In fine clear June days, the bloom of these mountains is beyond expression delightful.
Last visiting these heights ere she vanishes, Spring, like the sunset, flings her sweetest
charms upon them. Each tuft of upland grass is musked like a bouquet with perfume. The
balmy breeze swings to and fro like a censer. On one side the eye follows for the space of
an eagle's flight, the serpentine mountain chains, southwards from the great purple dome
of Taconic--the St. Peter's of these hills--northwards to the twin summits of Saddleback,
which is the two-steepled natural cathedral of Berkshire; while low down to the west the
Housatonie winds on in her watery labyrinth, through charming meadows basking in the
reflected rays from the hill-sides. At this season the beauty of every thing around you
populates the loneliness of your way. You would not have the country more settled if you
could. Content to drink in such loveliness at all your senses, the heart desires no company
but Nature.
With what rapture you behold, hovering over some vast hollow of the hills, or slowly
drifting at an immense height over the far sunken Housatonie valley, some lordly eagle,
who in unshared exaltation looks down equally upon plain and mountain. Or you behold
a hawk sallying from some crag, like a Rhenish baron of old from his pinnacled castle,
and darting down towards the river for his prey. Or perhaps, lazily gliding about in the
zenith, this ruffian fowl is suddenly beset by a crow, who with stubborn audacity pecks at
him, and, spite of all his bravery, finally persecutes him back to his stronghold. The
otherwise dauntless bandit, soaring at his topmost height, must needs succumb to this
sable image of death. Nor are there wanting many smaller and less famous fowl, who
without contributing to the grandeur, yet greatly add to the beauty of the scene. The
yellow-bird flits like a winged jonquil here and there; like knots of violets the blue-birds
sport in clusters upon the grass; while hurrying from the pasture to the grove, the red
robin seems an incendiary putting torch to the trees.

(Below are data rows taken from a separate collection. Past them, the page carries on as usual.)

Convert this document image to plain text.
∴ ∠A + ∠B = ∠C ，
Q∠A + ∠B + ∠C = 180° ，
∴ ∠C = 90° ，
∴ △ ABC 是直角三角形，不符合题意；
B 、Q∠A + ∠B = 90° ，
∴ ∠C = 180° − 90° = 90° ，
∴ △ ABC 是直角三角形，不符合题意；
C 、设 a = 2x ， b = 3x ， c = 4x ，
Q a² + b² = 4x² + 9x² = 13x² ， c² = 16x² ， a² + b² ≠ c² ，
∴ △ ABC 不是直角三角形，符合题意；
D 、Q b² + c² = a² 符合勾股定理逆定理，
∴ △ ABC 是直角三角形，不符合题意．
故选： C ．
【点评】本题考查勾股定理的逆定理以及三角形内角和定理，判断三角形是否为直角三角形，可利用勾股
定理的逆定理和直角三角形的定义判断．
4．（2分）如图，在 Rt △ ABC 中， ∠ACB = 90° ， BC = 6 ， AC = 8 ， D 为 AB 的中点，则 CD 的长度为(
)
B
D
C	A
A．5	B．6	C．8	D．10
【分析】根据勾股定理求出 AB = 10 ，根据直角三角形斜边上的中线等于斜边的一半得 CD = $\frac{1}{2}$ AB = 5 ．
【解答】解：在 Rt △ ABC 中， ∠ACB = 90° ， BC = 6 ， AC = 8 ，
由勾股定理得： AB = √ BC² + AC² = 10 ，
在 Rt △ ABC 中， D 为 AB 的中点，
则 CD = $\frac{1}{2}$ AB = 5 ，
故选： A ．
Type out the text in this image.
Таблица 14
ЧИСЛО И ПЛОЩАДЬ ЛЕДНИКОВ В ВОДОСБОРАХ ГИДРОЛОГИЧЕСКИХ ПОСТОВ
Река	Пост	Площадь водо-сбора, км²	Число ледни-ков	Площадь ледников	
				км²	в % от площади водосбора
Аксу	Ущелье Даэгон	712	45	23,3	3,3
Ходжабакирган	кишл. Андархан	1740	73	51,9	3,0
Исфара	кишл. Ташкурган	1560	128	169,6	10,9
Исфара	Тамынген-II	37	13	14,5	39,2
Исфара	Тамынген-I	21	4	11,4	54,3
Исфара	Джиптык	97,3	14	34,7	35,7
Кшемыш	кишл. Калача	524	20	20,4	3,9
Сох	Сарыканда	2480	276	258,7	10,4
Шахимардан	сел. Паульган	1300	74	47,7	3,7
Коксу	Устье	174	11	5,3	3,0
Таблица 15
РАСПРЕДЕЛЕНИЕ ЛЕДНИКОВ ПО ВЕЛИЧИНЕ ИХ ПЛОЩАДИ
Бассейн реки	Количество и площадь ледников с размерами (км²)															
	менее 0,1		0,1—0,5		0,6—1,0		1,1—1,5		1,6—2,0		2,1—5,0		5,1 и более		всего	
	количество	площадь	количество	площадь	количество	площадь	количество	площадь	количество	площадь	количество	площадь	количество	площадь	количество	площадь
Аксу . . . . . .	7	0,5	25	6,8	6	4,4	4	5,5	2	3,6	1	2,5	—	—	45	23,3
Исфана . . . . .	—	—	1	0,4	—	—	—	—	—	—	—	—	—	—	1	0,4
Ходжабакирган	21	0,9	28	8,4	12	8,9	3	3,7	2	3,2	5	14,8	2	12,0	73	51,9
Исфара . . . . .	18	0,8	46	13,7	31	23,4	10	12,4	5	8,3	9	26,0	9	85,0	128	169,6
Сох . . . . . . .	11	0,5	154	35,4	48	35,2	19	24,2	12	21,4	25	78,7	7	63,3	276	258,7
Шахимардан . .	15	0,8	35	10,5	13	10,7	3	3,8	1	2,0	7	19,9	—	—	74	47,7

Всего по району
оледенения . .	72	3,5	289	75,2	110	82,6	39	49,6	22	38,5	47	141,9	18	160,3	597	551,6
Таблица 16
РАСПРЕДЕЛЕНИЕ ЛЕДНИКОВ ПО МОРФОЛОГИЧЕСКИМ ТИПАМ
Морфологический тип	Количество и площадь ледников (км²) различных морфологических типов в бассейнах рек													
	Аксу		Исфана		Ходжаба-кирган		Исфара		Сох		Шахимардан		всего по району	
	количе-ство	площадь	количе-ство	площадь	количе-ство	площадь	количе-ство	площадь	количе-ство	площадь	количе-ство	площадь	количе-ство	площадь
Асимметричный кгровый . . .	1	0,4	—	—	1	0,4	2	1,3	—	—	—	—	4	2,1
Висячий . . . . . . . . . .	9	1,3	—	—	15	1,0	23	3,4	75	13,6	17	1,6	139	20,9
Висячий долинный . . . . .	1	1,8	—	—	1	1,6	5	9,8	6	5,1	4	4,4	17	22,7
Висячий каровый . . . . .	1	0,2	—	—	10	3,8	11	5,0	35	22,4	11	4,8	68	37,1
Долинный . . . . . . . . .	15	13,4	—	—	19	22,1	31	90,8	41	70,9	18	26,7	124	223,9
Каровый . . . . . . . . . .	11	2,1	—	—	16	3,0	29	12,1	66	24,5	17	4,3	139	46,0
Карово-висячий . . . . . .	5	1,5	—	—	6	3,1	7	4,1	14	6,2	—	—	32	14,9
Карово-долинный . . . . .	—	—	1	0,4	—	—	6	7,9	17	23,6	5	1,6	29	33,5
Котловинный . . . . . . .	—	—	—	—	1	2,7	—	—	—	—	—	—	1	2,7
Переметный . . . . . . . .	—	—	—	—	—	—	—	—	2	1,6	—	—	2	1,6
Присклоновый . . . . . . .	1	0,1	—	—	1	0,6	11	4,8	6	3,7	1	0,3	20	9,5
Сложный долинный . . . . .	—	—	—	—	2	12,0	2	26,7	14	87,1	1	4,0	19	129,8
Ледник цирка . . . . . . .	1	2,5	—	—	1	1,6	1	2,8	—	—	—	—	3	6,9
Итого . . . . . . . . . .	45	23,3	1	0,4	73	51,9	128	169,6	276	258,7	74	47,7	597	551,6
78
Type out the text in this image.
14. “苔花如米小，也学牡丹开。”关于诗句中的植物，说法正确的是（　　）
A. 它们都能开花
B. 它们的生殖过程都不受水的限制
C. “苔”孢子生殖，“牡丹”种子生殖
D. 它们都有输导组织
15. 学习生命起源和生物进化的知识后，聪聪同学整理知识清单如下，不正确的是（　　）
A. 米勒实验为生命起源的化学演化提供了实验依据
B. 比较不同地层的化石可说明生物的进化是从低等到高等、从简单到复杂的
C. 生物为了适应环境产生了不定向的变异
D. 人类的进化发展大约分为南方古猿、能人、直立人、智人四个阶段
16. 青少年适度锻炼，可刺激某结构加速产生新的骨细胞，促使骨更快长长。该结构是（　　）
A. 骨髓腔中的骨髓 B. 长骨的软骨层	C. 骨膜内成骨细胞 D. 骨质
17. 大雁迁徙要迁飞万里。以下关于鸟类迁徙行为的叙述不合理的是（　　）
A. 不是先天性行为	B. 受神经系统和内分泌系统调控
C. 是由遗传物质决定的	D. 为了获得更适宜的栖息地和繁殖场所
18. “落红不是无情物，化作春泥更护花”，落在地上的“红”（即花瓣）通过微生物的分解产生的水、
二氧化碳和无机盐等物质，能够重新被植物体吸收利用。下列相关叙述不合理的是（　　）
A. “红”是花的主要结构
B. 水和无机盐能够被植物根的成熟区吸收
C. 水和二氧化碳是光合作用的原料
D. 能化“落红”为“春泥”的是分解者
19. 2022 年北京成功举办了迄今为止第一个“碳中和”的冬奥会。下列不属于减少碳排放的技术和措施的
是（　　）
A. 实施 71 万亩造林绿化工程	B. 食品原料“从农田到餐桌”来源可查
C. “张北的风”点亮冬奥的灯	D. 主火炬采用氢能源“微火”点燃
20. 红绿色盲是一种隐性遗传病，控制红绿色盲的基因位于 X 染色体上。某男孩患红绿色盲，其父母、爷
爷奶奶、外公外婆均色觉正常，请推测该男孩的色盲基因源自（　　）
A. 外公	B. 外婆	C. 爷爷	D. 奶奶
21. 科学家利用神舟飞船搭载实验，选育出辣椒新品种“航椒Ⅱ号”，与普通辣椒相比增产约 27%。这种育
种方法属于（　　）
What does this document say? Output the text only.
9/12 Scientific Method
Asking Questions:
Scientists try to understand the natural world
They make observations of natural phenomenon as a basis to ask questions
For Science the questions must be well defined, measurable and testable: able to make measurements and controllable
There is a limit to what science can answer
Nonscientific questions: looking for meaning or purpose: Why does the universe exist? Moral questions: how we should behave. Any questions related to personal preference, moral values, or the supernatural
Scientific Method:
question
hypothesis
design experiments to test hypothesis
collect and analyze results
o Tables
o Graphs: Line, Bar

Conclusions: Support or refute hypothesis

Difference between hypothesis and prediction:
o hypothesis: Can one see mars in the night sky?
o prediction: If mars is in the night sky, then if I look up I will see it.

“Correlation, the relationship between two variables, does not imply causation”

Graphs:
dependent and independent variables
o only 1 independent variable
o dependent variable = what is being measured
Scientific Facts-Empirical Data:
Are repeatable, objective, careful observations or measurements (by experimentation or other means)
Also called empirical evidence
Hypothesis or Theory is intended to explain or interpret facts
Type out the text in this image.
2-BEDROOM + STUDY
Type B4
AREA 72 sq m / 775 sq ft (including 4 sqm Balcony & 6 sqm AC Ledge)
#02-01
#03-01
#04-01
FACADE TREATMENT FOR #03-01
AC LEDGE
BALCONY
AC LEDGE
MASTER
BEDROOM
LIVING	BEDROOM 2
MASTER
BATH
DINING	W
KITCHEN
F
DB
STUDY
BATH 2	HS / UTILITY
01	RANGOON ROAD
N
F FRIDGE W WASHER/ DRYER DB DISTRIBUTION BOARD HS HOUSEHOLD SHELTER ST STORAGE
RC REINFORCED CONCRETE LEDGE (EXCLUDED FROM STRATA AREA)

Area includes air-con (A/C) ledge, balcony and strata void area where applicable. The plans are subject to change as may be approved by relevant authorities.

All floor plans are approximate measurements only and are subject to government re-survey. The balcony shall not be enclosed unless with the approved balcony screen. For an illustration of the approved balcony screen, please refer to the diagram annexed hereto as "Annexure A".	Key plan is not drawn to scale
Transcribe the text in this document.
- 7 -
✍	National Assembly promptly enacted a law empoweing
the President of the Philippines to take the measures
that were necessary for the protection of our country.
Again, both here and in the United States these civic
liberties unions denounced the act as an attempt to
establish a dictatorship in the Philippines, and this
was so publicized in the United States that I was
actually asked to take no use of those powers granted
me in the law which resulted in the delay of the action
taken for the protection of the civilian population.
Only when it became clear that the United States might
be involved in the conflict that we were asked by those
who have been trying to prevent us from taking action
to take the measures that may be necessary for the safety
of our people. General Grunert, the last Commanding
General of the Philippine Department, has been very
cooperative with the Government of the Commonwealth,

Meanwhile the air is vocal with their
hymns, and your own soul joys in the general joy. Like a stranger in an orchestra, you
cannot help singing yourself when all around you raise such hosannas.
But in autumn, those gay northerners, the birds, return to their southern plantations. The
mountains are left bleak and sere. Solitude settles down upon them in drizzling mists. The
traveller is beset, at perilous turns, by dense masses of fog. He emerges for a moment into
more penetrable air; and passing some gray, abandoned house, sees the lofty vapors
plainly eddy by its desolate door; just as from the plain you may see it eddy by the
pinnacles of distant and lonely heights. Or, dismounting from his frightened horse, he

leads him down some scowling glen, where the road steeply dips among grim rocks, only
to rise as abruptly again; and as he warily picks his way, uneasy at the menacing scene,
he sees some ghost-like object looming through the mist at the roadside; and wending
towards it, beholds a rude white stone, uncouthly inscribed, marking the spot where,
some fifty or sixty years ago, some farmer was upset in his wood-sled, and perished
beneath the load.
In winter this region is blocked up with snow. Inaccessible and impassable, those wild,
unfrequented roads, which in August are overgrown with high grass, in December are
drifted to the arm-pit with the white fleece from the sky. As if an ocean rolled between
man and man, intercommunication is often suspended for weeks and weeks.
Such, at this day, is the country which gave birth to our hero: prophetically styled Israel
by the good Puritans, his parents, since, for more than forty years, poor Potter wandered
in the wild wilderness of the world's extremest hardships and ills.